You will want to compare your salary or hourly wages from the Covered Period to the period of January 1st, 2020 to March 21st, 2020 to determine if you have any salary or hourly wage reductions.
PPP Forgiveness Safe Harbors
“Smaller businesses are taking a bigger hit through the pandemic. Those businesses are also less likely to have access to an adequate source of liquidity in the current economic environment.“
Many of you might have thought you had to apply as quickly as possible because of certain “first come, first served”-type messaging. Then, the Small Business Administration (SBA) said that the loans needed to be certified in good faith. Applicants needed to prove that the current economic uncertainty made the loan necessary to support their ongoing operations.

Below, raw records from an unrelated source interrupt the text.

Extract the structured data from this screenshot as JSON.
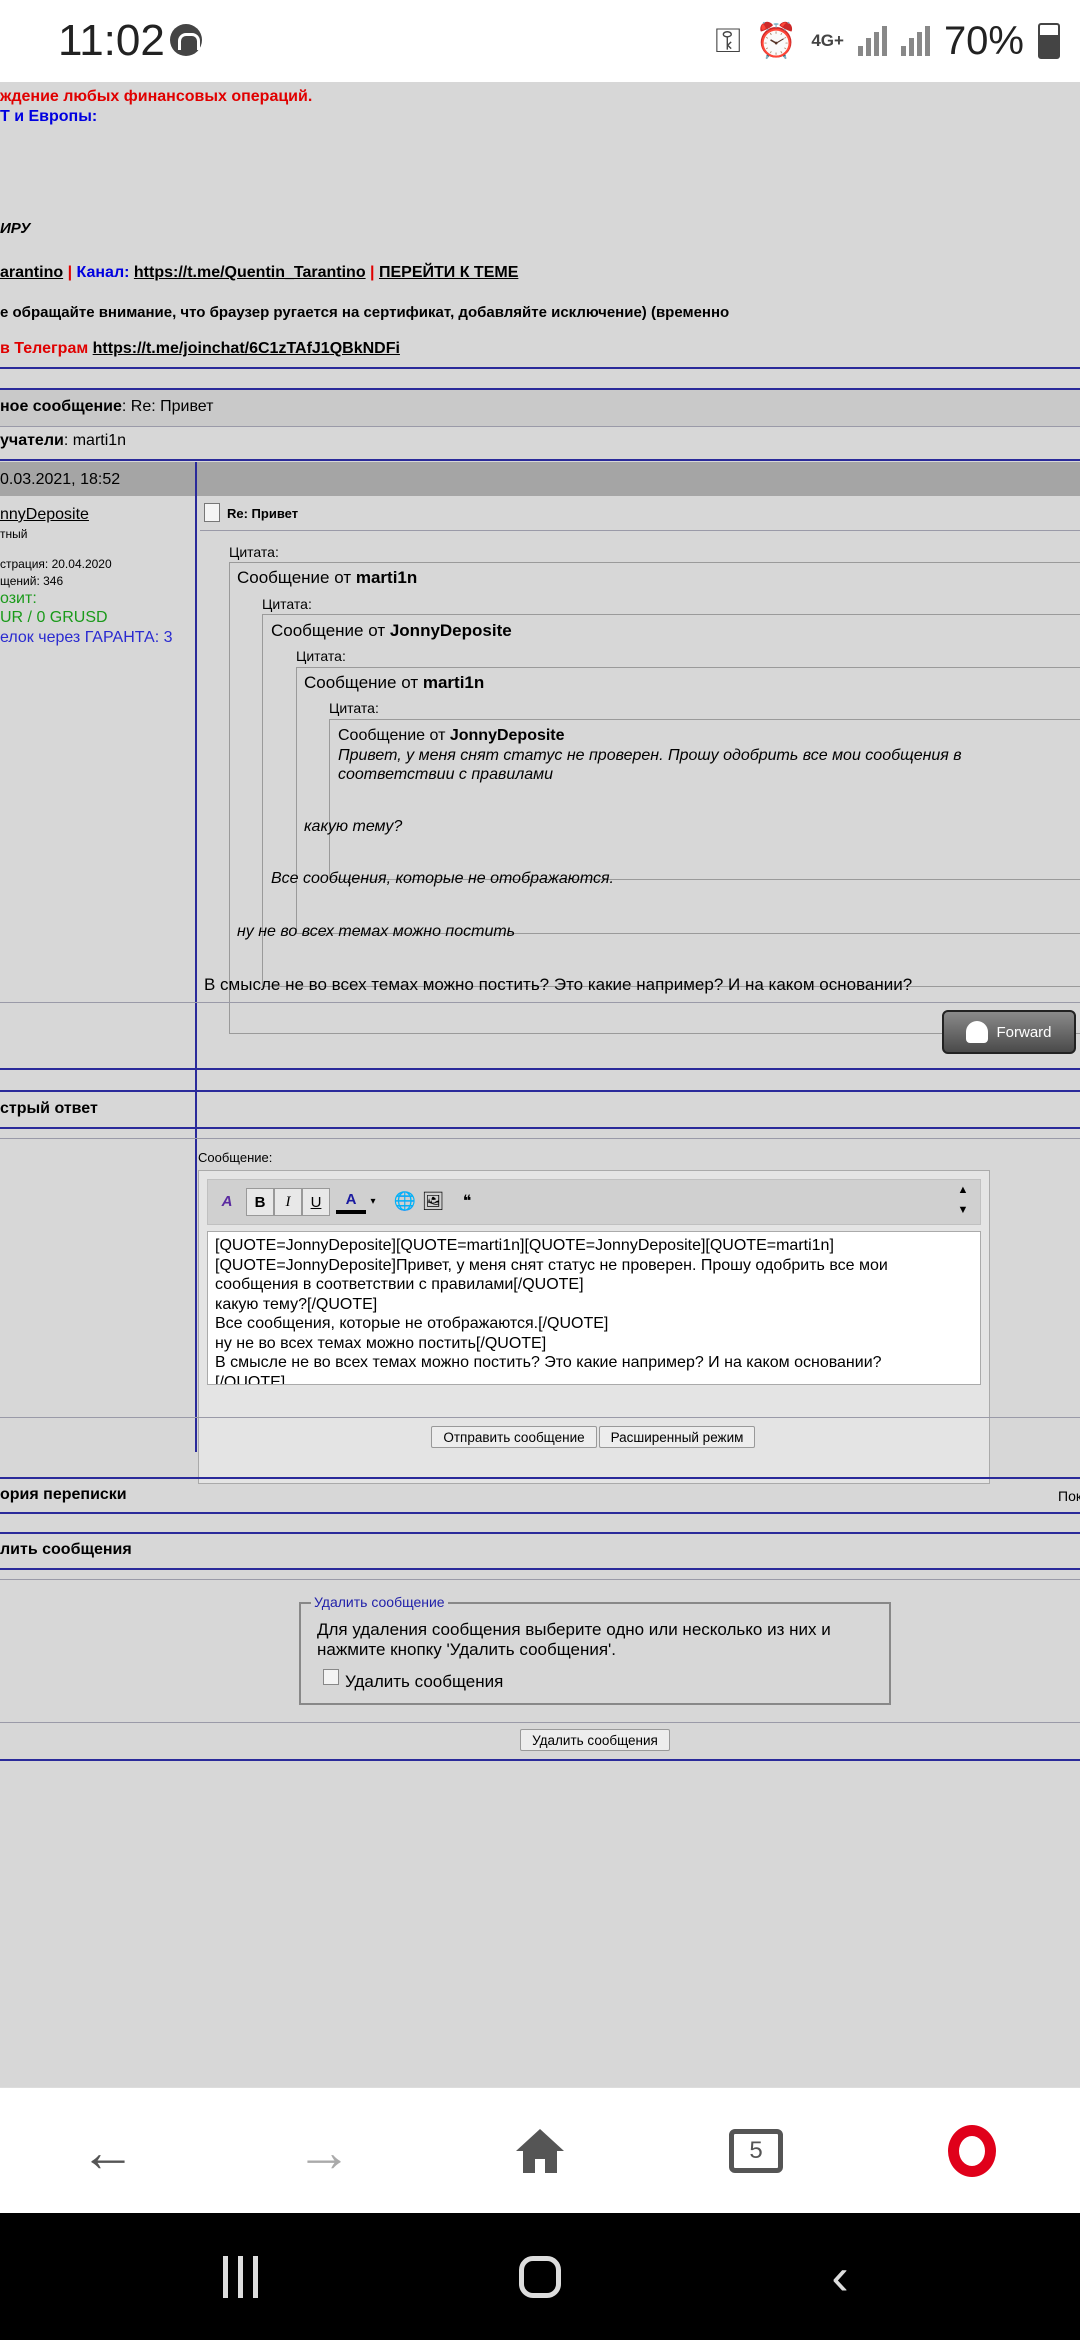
{
  "status_bar": {
    "time": "11:02",
    "network": "4G+",
    "battery": "70%"
  },
  "page": {
    "announce_line2": "ждение любых финансовых операций.",
    "announce_line3": "Т и Европы:",
    "announce_ryu": "ИРУ",
    "author_name": "arantino",
    "sep1": "|",
    "channel_label": "Канал:",
    "channel_url": "https://t.me/Quentin_Tarantino",
    "sep2": "|",
    "goto_topic": "ПЕРЕЙТИ К ТЕМЕ",
    "cert_notice": "е обращайте внимание, что браузер ругается на сертификат, добавляйте исключение) (временно",
    "telegram_label": "в Телеграм",
    "telegram_url": "https://t.me/joinchat/6C1zTAfJ1QBkNDFi",
    "subject_label": "ное сообщение",
    "subject_value": ": Re: Привет",
    "recipients_label": "учатели",
    "recipients_value": ": marti1n",
    "post_date": "0.03.2021, 18:52",
    "user_name": "nnyDeposite",
    "user_status": "тный",
    "user_reg": "страция: 20.04.2020",
    "user_posts": "щений: 346",
    "user_deposit": "озит:",
    "user_balance": "UR / 0 GRUSD",
    "user_deals": "елок через ГАРАНТА: 3",
    "post_title": "Re: Привет",
    "quote_label": "Цитата:",
    "msg_from": "Сообщение от",
    "q1_author": "marti1n",
    "q2_author": "JonnyDeposite",
    "q3_author": "marti1n",
    "q4_author": "JonnyDeposite",
    "q4_text": "Привет, у меня снят статус не проверен. Прошу одобрить все мои сообщения в соответствии с правилами",
    "q3_text": "какую тему?",
    "q2_text": "Все сообщения, которые не отображаются.",
    "q1_text": "ну не во всех темах можно постить",
    "post_body": "В смысле не во всех темах можно постить? Это какие например? И на каком основании?",
    "forward_button": "Forward",
    "quick_reply": "стрый ответ",
    "message_label": "Сообщение:",
    "editor_text": "[QUOTE=JonnyDeposite][QUOTE=marti1n][QUOTE=JonnyDeposite][QUOTE=marti1n]\n[QUOTE=JonnyDeposite]Привет, у меня снят статус не проверен. Прошу одобрить все мои\nсообщения в соответствии с правилами[/QUOTE]\nкакую тему?[/QUOTE]\nВсе сообщения, которые не отображаются.[/QUOTE]\nну не во всех темах можно постить[/QUOTE]\nВ смысле не во всех темах можно постить? Это какие например? И на каком основании?\n[/QUOTE]",
    "send_button": "Отправить сообщение",
    "advanced_button": "Расширенный режим",
    "history_label": "ория переписки",
    "history_right": "Пок",
    "delete_section": "лить сообщения",
    "delete_legend": "Удалить сообщение",
    "delete_help": "Для удаления сообщения выберите одно или несколько из них и нажмите кнопку 'Удалить сообщения'.",
    "delete_checkbox_label": "Удалить сообщения",
    "delete_button": "Удалить сообщения"
  },
  "browser_nav": {
    "tabs_count": "5"
  }
}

The good news is that the SBA then implemented a “Safe Harbor” policy which states that if you received a loan under $2 million, it will be presumed that you clarified the necessity of the loan in good faith. The reason for this is that smaller businesses are taking a bigger hit through the pandemic. Those businesses are also less likely to have access to an adequate source of liquidity in the current economic environment.

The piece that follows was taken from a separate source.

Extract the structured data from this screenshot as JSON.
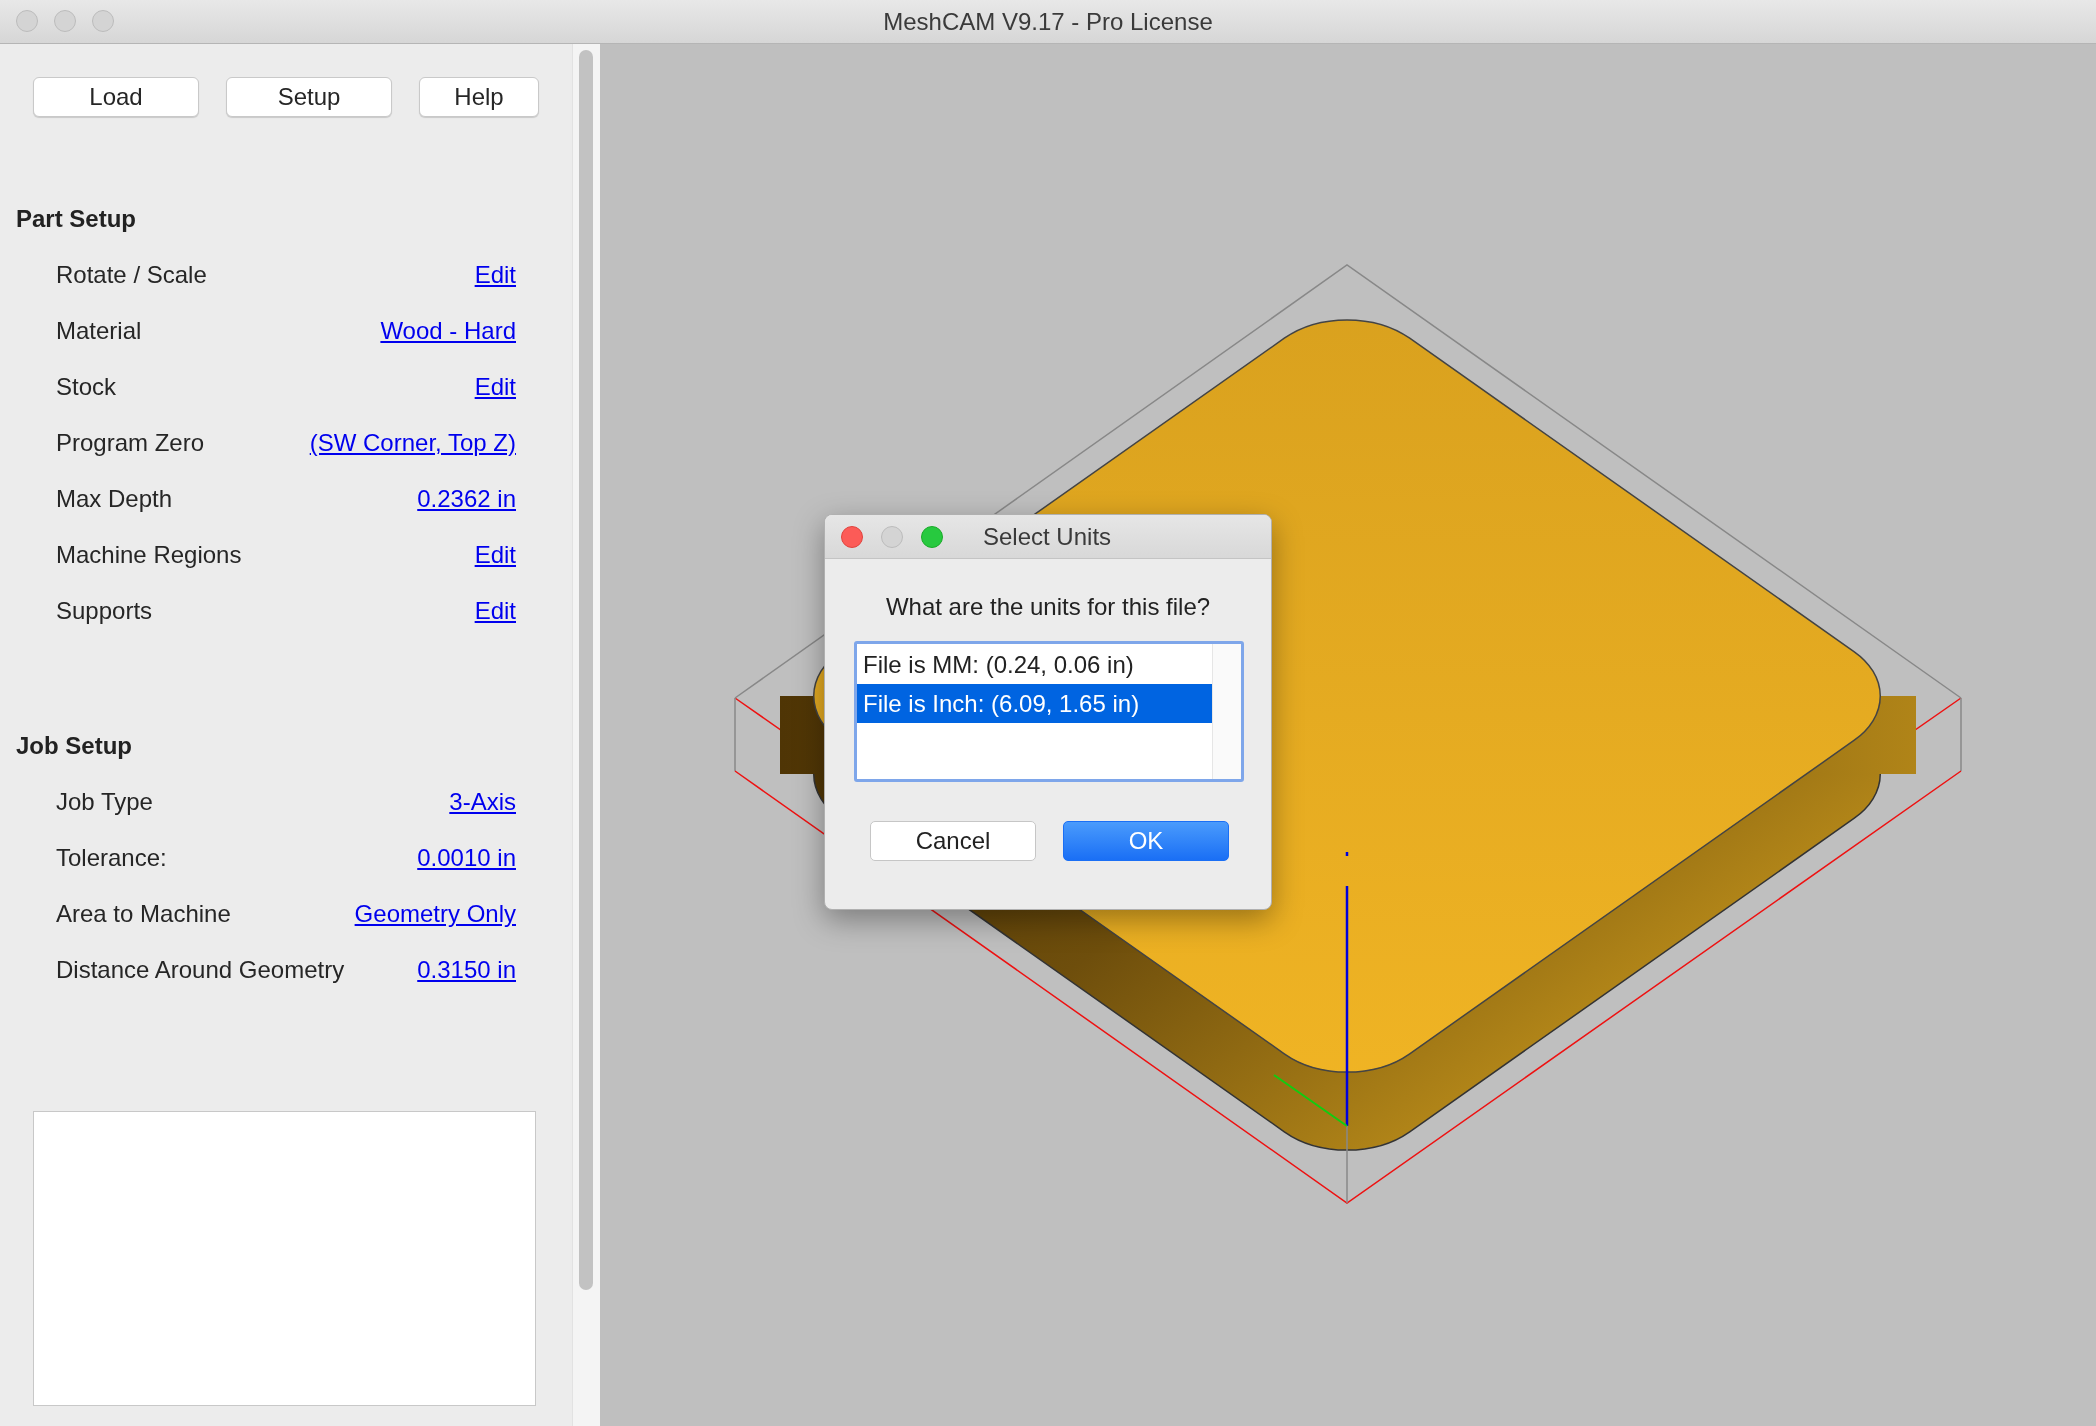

Additionally, the SBA just doesn’t have the bandwidth to review all these loans, so they decided to focus their auditing resources on larger loans.
There is also a Safe Harbor policy in place surrounding the reduction of your FTE count. This states that loan forgiveness will not be impacted if both the following conditions are met:
- You reduced FTE employee levels in the period beginning February 15th, 2020, and ending April 26th, 2020;
- You restored FTE employee levels by June 30th, 2020 — to FTE levels during the pay period that included February 15th, 2020.

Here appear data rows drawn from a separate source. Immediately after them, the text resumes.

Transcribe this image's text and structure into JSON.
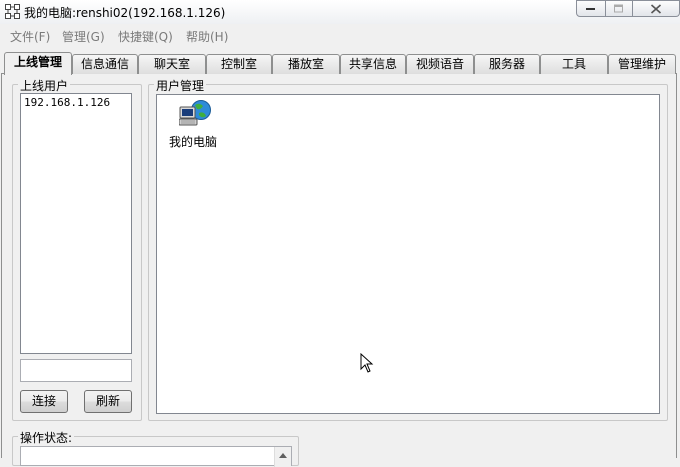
{
  "window": {
    "title": "我的电脑:renshi02(192.168.1.126)"
  },
  "menu": [
    {
      "label": "文件(F)"
    },
    {
      "label": "管理(G)"
    },
    {
      "label": "快捷键(Q)"
    },
    {
      "label": "帮助(H)"
    }
  ],
  "tabs": [
    {
      "label": "上线管理",
      "active": true
    },
    {
      "label": "信息通信"
    },
    {
      "label": "聊天室"
    },
    {
      "label": "控制室"
    },
    {
      "label": "播放室"
    },
    {
      "label": "共享信息"
    },
    {
      "label": "视频语音"
    },
    {
      "label": "服务器"
    },
    {
      "label": "工具"
    },
    {
      "label": "管理维护"
    }
  ],
  "online_users": {
    "group_label": "上线用户",
    "items": [
      "192.168.1.126"
    ],
    "input_value": "",
    "connect_label": "连接",
    "refresh_label": "刷新"
  },
  "user_management": {
    "group_label": "用户管理",
    "icon": "my-computer-icon",
    "icon_label": "我的电脑"
  },
  "status": {
    "group_label": "操作状态:"
  },
  "colors": {
    "window_bg": "#f0f0f0",
    "menu_text_disabled": "#7a7a7a",
    "border": "#8e8f8f"
  }
}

There are also exceptions to the FTE reductions. The first exception states that if you had to lay off and then recall employees, but had employees voluntarily reject that offer, your forgiveness will not be impacted. To keep this exception, you must do the following:
- Offer the employee the same salary or wages and the same number of hours,
- Document a written offer to rehire the employee, and
- Document the employee’s rejection of that offer.
It’s also important to note that any employee who rejects this offer for reemployment may forfeit eligibility for unemployment.
The second FTE reduction exception states that forgiveness will not be impacted by any employees who were fired for cause, who voluntarily resigned, or who voluntarily requested and received a reduction of their hours.
Any FTE reductions, in this case, do not reduce your loan forgiveness, which is great news!